What is the difference between a novel and a series of connected stories? That’s a question I asked myself repeatedly while reading Ali Smith’s Hotel World (a novel), probably influenced by having read connected short stories by her recently. The six pieces that make up Hotel World didn’t seem tight enough somehow, but there is a certain single story arc that I can see makes this different.
Structurally, the book is divided into six sections, each focusing on a different character—all female. The first and fifth sections are told in the first person, in different stream-of-consciousness styles, by a pair of sisters. The middle three sections are in the third person, about three women connected with the hotel where the first narrator, Sara, fell to her death. The sixth, I’ll save.
Sara was a chambermaid, fooling around with a dumbwaiter that gave out under her weight. She fell from the top of the hotel straight to the bottom—but she can tell you that much better than I can:
Woooooooo-
hooooooo what a fall what a soar what a plummet what a dash into dark into light what a plunge what a glide thud crash what a drop what a rush what a swoop what a fright what a mad hushed skirl what a smash mush mash-up broke and gashed what a heart in my mouth what an end.
The whole of the first section is wonderful (at least, if you think that is wonderful, as I do). It’s not just the stream of consciousness thing. Sara is really interesting in death. Before, she was a diver, and is now obsessed with her fall. How long did it take? She forgets the words for things, she can’t remember all of what happened, she goes to visit her corpse underground and get the story from her (“How are you? I said. Sleep well?”). She finds out that just before dying she fell in love.
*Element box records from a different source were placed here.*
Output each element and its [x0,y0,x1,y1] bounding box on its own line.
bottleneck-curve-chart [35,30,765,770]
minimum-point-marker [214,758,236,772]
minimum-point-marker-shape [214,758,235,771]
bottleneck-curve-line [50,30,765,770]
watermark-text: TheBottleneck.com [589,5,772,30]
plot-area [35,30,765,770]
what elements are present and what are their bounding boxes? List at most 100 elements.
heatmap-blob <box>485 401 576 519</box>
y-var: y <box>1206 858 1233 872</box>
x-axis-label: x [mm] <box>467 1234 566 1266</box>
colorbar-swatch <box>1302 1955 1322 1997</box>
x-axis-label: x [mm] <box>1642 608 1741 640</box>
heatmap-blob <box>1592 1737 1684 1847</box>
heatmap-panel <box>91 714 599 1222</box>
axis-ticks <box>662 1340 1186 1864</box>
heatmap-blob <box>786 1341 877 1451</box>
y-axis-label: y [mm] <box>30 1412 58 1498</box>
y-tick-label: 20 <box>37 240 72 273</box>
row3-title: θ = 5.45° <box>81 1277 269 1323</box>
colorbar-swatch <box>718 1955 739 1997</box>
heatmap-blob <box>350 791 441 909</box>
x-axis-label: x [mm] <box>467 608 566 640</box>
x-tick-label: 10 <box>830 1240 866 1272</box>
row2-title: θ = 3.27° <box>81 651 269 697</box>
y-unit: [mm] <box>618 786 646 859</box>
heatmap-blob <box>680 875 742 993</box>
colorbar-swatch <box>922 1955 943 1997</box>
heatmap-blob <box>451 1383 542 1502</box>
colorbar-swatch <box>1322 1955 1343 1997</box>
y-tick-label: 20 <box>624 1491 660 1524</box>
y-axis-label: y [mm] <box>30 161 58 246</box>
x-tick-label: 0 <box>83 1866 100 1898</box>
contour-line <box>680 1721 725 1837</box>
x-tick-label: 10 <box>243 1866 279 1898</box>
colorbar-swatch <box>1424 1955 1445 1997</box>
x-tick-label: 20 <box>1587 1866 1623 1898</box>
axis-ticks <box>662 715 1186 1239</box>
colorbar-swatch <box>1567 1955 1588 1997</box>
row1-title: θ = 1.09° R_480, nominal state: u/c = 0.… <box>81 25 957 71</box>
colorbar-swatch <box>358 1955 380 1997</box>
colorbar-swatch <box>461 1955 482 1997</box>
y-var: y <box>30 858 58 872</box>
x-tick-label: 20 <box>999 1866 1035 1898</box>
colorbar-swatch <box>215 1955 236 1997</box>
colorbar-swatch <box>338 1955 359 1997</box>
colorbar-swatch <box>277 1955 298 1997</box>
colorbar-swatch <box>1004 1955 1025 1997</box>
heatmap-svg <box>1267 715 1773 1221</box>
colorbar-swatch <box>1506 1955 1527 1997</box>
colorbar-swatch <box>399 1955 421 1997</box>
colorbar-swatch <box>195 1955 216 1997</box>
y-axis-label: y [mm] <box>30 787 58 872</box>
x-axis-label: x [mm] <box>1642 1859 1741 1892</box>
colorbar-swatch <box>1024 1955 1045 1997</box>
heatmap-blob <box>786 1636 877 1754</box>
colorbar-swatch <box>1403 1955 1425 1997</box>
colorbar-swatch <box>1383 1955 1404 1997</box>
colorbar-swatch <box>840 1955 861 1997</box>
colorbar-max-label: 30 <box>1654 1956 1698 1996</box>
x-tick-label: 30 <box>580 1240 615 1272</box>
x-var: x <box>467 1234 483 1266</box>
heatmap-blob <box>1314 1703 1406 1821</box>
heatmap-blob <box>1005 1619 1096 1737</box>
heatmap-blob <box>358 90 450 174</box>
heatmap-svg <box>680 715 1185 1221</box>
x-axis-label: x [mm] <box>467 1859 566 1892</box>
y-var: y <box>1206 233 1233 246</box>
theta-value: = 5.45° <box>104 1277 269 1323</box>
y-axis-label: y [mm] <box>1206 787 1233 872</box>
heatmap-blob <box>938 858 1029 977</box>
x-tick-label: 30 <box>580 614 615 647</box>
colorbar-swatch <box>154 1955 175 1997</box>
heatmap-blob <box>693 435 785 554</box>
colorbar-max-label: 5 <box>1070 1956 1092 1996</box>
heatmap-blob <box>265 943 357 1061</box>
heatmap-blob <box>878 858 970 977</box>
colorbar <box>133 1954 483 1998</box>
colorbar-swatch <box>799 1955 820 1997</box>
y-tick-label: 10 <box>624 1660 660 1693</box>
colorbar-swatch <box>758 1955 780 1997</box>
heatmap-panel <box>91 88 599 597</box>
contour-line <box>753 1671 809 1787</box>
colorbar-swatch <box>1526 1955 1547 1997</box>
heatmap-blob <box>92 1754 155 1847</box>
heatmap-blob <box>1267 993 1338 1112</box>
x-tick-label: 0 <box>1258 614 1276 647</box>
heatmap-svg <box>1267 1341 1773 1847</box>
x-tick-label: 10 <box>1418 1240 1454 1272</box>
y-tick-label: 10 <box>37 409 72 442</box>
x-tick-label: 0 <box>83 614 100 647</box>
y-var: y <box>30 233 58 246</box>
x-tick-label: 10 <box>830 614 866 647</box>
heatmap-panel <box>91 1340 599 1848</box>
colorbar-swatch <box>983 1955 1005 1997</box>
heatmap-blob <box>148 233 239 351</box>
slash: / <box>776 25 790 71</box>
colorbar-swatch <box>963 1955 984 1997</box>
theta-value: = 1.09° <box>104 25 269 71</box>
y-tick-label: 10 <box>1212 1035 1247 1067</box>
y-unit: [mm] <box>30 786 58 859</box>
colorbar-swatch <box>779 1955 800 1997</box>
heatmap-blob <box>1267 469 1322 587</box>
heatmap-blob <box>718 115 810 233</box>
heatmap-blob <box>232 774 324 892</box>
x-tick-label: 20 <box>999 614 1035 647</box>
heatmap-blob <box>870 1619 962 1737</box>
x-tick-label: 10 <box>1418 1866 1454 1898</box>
Sara’s chapter is frantic and poignant but actually happy. She is not sad to be dead. She has lost, but she has gained. She observes outside the hotel:
Here’s a woman being swallowed by the doors. She is well-dressed. On her back she carries nothing. Her life could be about to change. Here’s another one inside, wearing the uniform of the hotel and working behind its desk. She is ill and she doesn’t know it yet. Life, about change. Here’s a girl, next to me, dressed in blankets, sitting along from the hotel doors right here, on the pavement. Her life, change.
These are the women, listed in reverse, whom we will follow for the next three chapters: Else, Lise, and Penny. It’s not just that their connection to Sara is tenuous. It’s that they don’t have her voice or her urgency. We’ve been so intimate with Sara that the third-person sections are most interesting when we get another little bit of her own story, or that of her sister Clare. Who cares about Penny, after all? What we care about is what she witnesses: Clare ripping the cover off the boarded-over dumbwaiter to throw down every object she can get her hands on, to time the fall.
That’s not right, really. The other women are important. They should be. But they don’t fulfill the promise of that first section.
Clare almost does. With her, in the fifth section, we have a really wild stream of consciousness—the consciousness of a young teenager who’s lost her sister, who doesn’t know if it was suicide or an accident, and whose parents can’t bear to acknowledge anything that’s happened. Clare is tortured awfully, leading to her own incident with the dumbwaiter. But in the hotel, a massive symbol of lifelessness and international corporate blandness, she finally finds the people who can help her work through her feelings.
And finally the sixth section. It’s the girl Sara fell in love with. It’s just the right slightly less personal closure, after the deeply personal one Clare goes through. The catharsis of the fifth section is taxing, and here we can come up for air.
Ultimately, Smith does get to show a bit of the difference of the novel’s form, because the emotional trip from Sara to Clare to the end is more than a short story can do, and probably more than just connected short stories can do as well. They have to be things in themselves after all. And the emotional aspect is something that really worked here. But not the best Smith I have read.